Conv2d is 91x slower than regular C implementation

Hello!

I’m trying to understand why I’m seeing such a performance gap between my regular conv2d C implementation and torch.conv2d on CPU.

A single torch.conv2d call with a 512x512 matrix and a 256x256 kernel as arguments takes 59.159 secs to execute whereas a very basic C implementation runs in only 0.650 sec !

I expected it to be the other way around but no: the regular C implementation is about 91 times faster despite running on a single core and having no particular optimization (I only rearranged the for loops to improve locality and compiled with -O2 -ffastmath).

What are the causes of such a performance gap on such a small example?

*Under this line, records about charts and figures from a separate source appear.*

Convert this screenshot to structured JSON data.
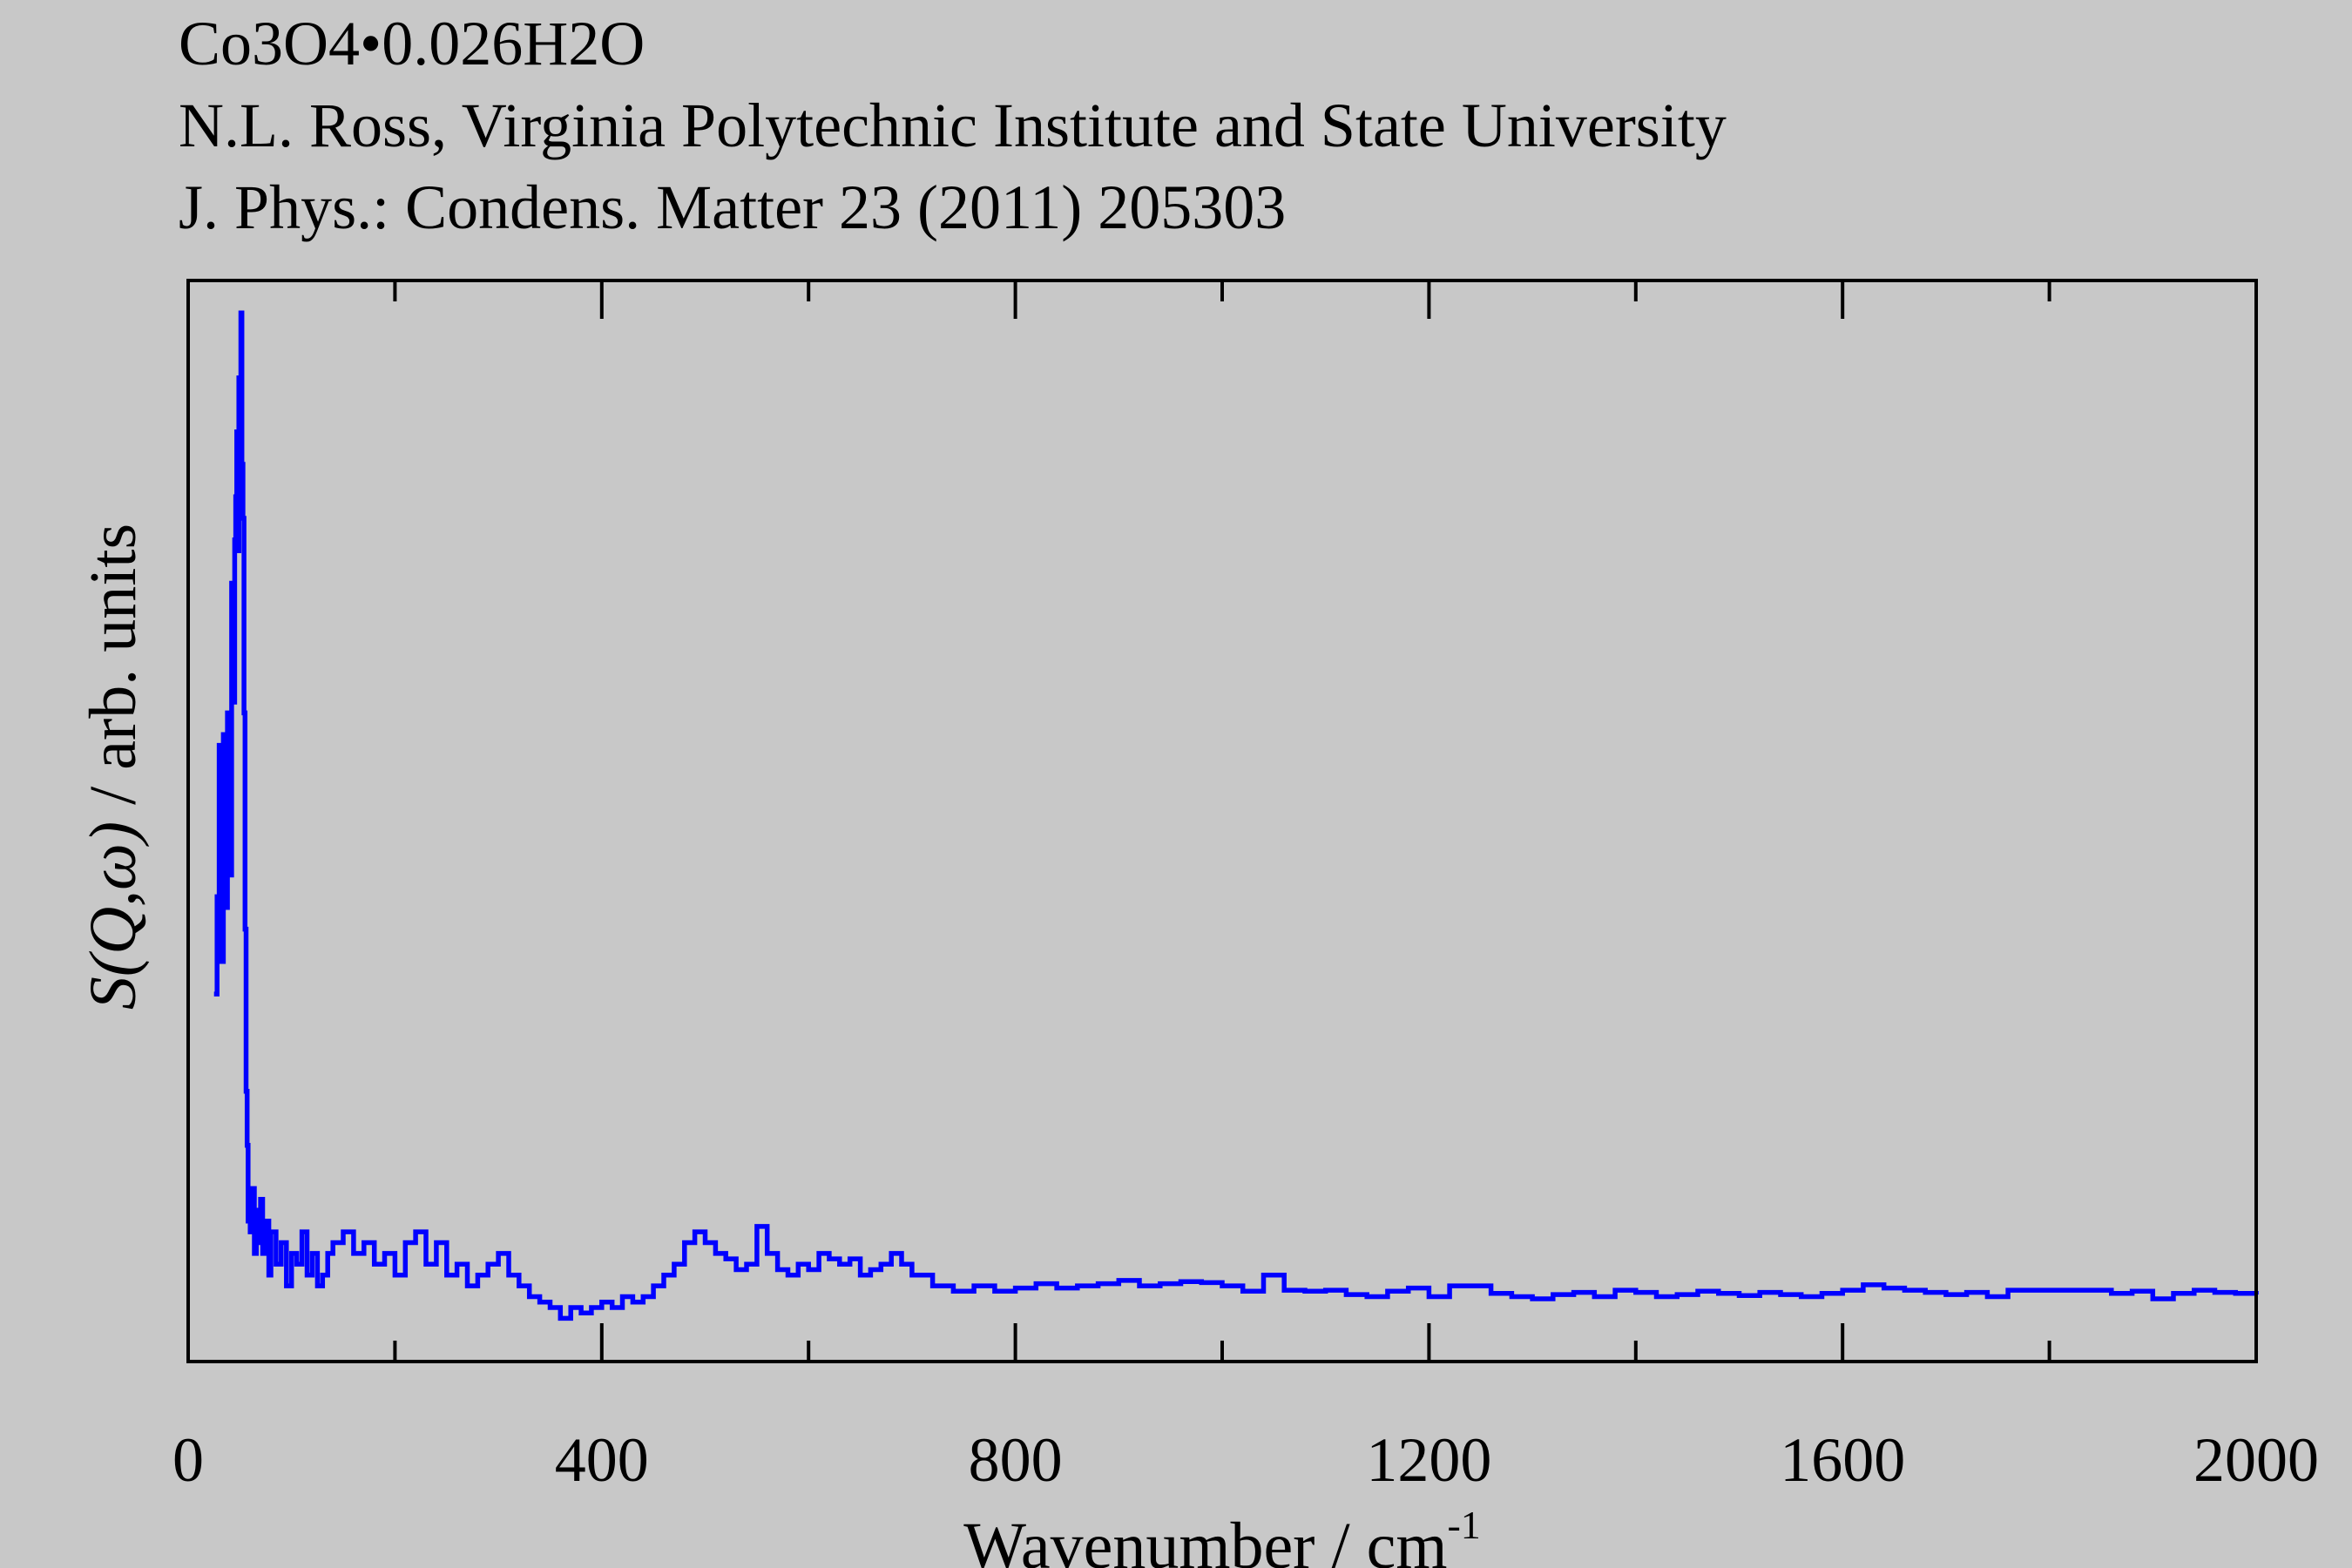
{
  "header": {
    "title": "Co3O4•0.026H2O",
    "author": "N.L. Ross, Virginia Polytechnic Institute and State University",
    "citation": "J. Phys.: Condens. Matter 23 (2011) 205303"
  },
  "colors": {
    "background": "#c8c8c8",
    "series": "#0000ff",
    "axis": "#000000"
  },
  "chart_data": {
    "type": "line",
    "style": "step",
    "xlabel": "Wavenumber / cm",
    "xlabel_superscript": "-1",
    "ylabel_italic": "S(Q,ω)",
    "ylabel_plain": " / arb. units",
    "xlim": [
      0,
      2000
    ],
    "ylim": [
      0,
      1
    ],
    "x_ticks": [
      0,
      400,
      800,
      1200,
      1600,
      2000
    ],
    "x_minor_ticks": [
      200,
      600,
      1000,
      1400,
      1800
    ],
    "y_tick_labels": false,
    "grid": false,
    "legend": "none",
    "series": [
      {
        "x": [
          25,
          28,
          30,
          32,
          34,
          36,
          38,
          40,
          42,
          44,
          45,
          46,
          47,
          48,
          49,
          50,
          51,
          52,
          53,
          54,
          55,
          56,
          57,
          58,
          60,
          62,
          64,
          66,
          68,
          70,
          72,
          75,
          78,
          80,
          85,
          90,
          95,
          100,
          105,
          110,
          115,
          120,
          125,
          130,
          135,
          140,
          150,
          160,
          170,
          180,
          190,
          200,
          210,
          220,
          230,
          240,
          250,
          260,
          270,
          280,
          290,
          300,
          310,
          320,
          330,
          340,
          350,
          360,
          370,
          380,
          390,
          400,
          410,
          420,
          430,
          440,
          450,
          460,
          470,
          480,
          490,
          500,
          510,
          520,
          530,
          540,
          550,
          560,
          570,
          580,
          590,
          600,
          610,
          620,
          630,
          640,
          650,
          660,
          670,
          680,
          690,
          700,
          720,
          740,
          760,
          780,
          800,
          820,
          840,
          860,
          880,
          900,
          920,
          940,
          960,
          980,
          1000,
          1020,
          1040,
          1060,
          1080,
          1100,
          1120,
          1140,
          1160,
          1180,
          1200,
          1220,
          1240,
          1260,
          1280,
          1300,
          1320,
          1340,
          1360,
          1380,
          1400,
          1420,
          1440,
          1460,
          1480,
          1500,
          1520,
          1540,
          1560,
          1580,
          1600,
          1620,
          1640,
          1660,
          1680,
          1700,
          1720,
          1740,
          1760,
          1780,
          1800,
          1820,
          1840,
          1860,
          1880,
          1900,
          1920,
          1940,
          1960,
          1980,
          2000
        ],
        "y": [
          0.34,
          0.43,
          0.57,
          0.37,
          0.58,
          0.42,
          0.6,
          0.45,
          0.72,
          0.61,
          0.76,
          0.8,
          0.86,
          0.75,
          0.91,
          0.87,
          0.97,
          0.83,
          0.78,
          0.6,
          0.4,
          0.25,
          0.2,
          0.13,
          0.12,
          0.16,
          0.1,
          0.14,
          0.11,
          0.15,
          0.1,
          0.13,
          0.08,
          0.12,
          0.09,
          0.11,
          0.07,
          0.1,
          0.09,
          0.12,
          0.08,
          0.1,
          0.07,
          0.08,
          0.1,
          0.11,
          0.12,
          0.1,
          0.11,
          0.09,
          0.1,
          0.08,
          0.11,
          0.12,
          0.09,
          0.11,
          0.08,
          0.09,
          0.07,
          0.08,
          0.09,
          0.1,
          0.08,
          0.07,
          0.06,
          0.055,
          0.05,
          0.04,
          0.05,
          0.045,
          0.05,
          0.055,
          0.05,
          0.06,
          0.055,
          0.06,
          0.07,
          0.08,
          0.09,
          0.11,
          0.12,
          0.11,
          0.1,
          0.095,
          0.085,
          0.09,
          0.125,
          0.1,
          0.085,
          0.08,
          0.09,
          0.085,
          0.1,
          0.095,
          0.09,
          0.095,
          0.08,
          0.085,
          0.09,
          0.1,
          0.09,
          0.08,
          0.07,
          0.065,
          0.07,
          0.065,
          0.068,
          0.072,
          0.068,
          0.07,
          0.072,
          0.075,
          0.07,
          0.072,
          0.074,
          0.073,
          0.07,
          0.065,
          0.08,
          0.066,
          0.065,
          0.066,
          0.062,
          0.06,
          0.065,
          0.068,
          0.06,
          0.07,
          0.07,
          0.063,
          0.06,
          0.058,
          0.062,
          0.064,
          0.06,
          0.066,
          0.064,
          0.06,
          0.062,
          0.065,
          0.063,
          0.061,
          0.064,
          0.062,
          0.06,
          0.063,
          0.066,
          0.071,
          0.068,
          0.066,
          0.064,
          0.062,
          0.064,
          0.06,
          0.066,
          0.066,
          0.066,
          0.066,
          0.066,
          0.063,
          0.065,
          0.058,
          0.063,
          0.066,
          0.064,
          0.063,
          0.062
        ]
      }
    ]
  }
}
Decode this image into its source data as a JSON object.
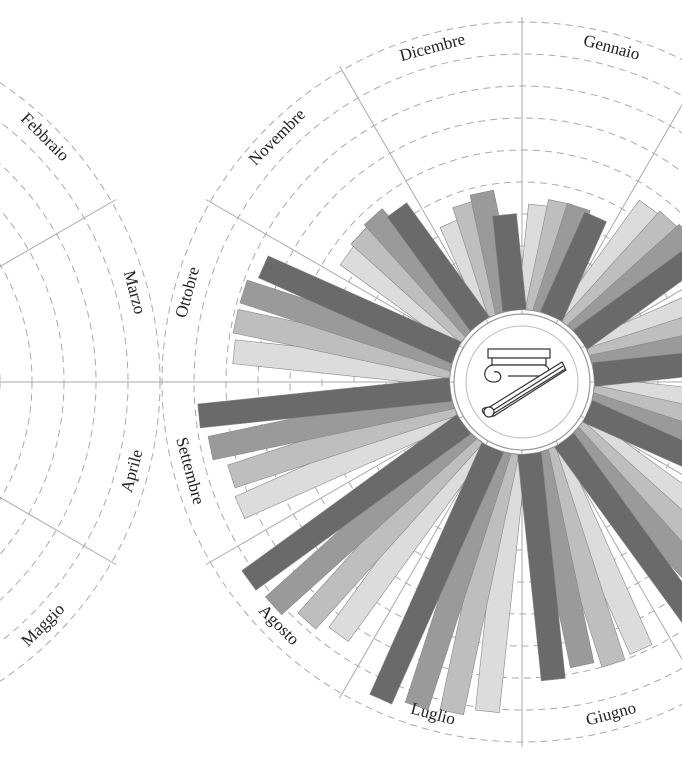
{
  "chart_data": [
    {
      "type": "polar-bar",
      "categories": [
        null,
        "Febbraio",
        "Marzo",
        "Aprile",
        "Maggio",
        null,
        null,
        null,
        null,
        null,
        null,
        null
      ],
      "ylim": [
        0,
        9
      ],
      "yticks": [
        1,
        2,
        3,
        4,
        5,
        6,
        7,
        8,
        9
      ]
    },
    {
      "type": "polar-bar",
      "categories": [
        "Gennaio",
        null,
        null,
        null,
        null,
        "Giugno",
        "Luglio",
        "Agosto",
        "Settembre",
        "Ottobre",
        "Novembre",
        "Dicembre"
      ],
      "ylim": [
        0,
        9
      ],
      "yticks": [
        1,
        2,
        3,
        4,
        5,
        6,
        7,
        8,
        9
      ],
      "series": [
        {
          "color": "#dcdcdc",
          "values": [
            3.3,
            4.5,
            5.8,
            6.8,
            7.6,
            6.9,
            8.1,
            7.5,
            7.4,
            6.8,
            4.5,
            3.2
          ]
        },
        {
          "color": "#bebebe",
          "values": [
            3.5,
            4.6,
            6.0,
            7.0,
            7.8,
            7.0,
            8.3,
            7.8,
            7.3,
            6.9,
            4.6,
            3.6
          ]
        },
        {
          "color": "#9a9a9a",
          "values": [
            3.5,
            4.7,
            6.1,
            7.2,
            8.0,
            6.8,
            8.4,
            8.2,
            7.7,
            6.9,
            4.7,
            3.8
          ]
        },
        {
          "color": "#6a6a6a",
          "values": [
            3.4,
            4.6,
            6.2,
            7.3,
            8.1,
            7.1,
            8.6,
            8.3,
            7.9,
            6.6,
            4.4,
            3.0
          ]
        }
      ]
    }
  ]
}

For reference, here’s the code:

  1. used to benchmark torch.conv2d
import torch
import time
 
x = torch.rand(1, 1, 512, 512)
k = torch.rand(1, 1, 256, 256)
with torch.inference_mode():
    start = time.time()
    torch.conv2d(x, k)
    end = time.time()
print(end - start)
  1. used to benchmark my implementation (compiled with -O0)
#include <stdio.h>
#include <time.h>
 
int         main(void) {
    struct Tensor   *a = tensor_init_random(512, 512);
    struct Tensor   *b = tensor_init_random(256, 256);
    struct Tensor   *c;
    clock_t     start, end;
 
    start = clock();
    c = conv2d(a, b, 0, 1);
    end = clock();
 
    tensor_free(c);
    printf("%f\n", difftime(end, start)/CLOCKS_PER_SEC);
    return (0);
}
  1. The C implementation of conv2d (compiled with -O2 -ffast-math)
struct Tensor       *conv2d(struct Tensor *tensor, struct Tensor *kernel, 
                            float const bias, uint32_t const stride) {
    __assert_non_zero_stride(stride);
    __assert_conv_kernel_size(tensor, kernel);
    uint32_t const  h = ((tensor->shape[0] - (kernel->shape[0] - 1) - 1) / stride) + 1;
    uint32_t const  w = ((tensor->shape[1] - (kernel->shape[1] - 1) - 1) / stride) + 1;
    struct Tensor   *out = tensor_init_constant(h, w, bias);
    for (uint32_t i = 0; i < h; i++)
        for (uint32_t k = 0; k < kernel->shape[0]; k++)
            for (uint32_t l = 0; l < kernel->shape[1]; l++)
                for (uint32_t j = 0; j < w; j++)
                    out->data[i * w + j] += kernel->data[k * kernel->shape[1] + l] * tensor->data[(i + k) * tensor->shape[1] + l + j];
    return (out);
}
  1. Some env informations
PyTorch version: 1.10.0
CUDA used to build PyTorch: None
ROCM used to build PyTorch: N/A
OS: macOS 12.0.1 (arm64)
Clang version: 12.0.5 (clang-1205.0.22.9)
Python platform: macOS-12.0.1-arm64-arm-64bit
Python version: 3.9.7
CUDA runtime version: No CUDA

The same operation runs in around 1.663 sec using tensorflow.
Is Pytorch less optimized for ARM architectures?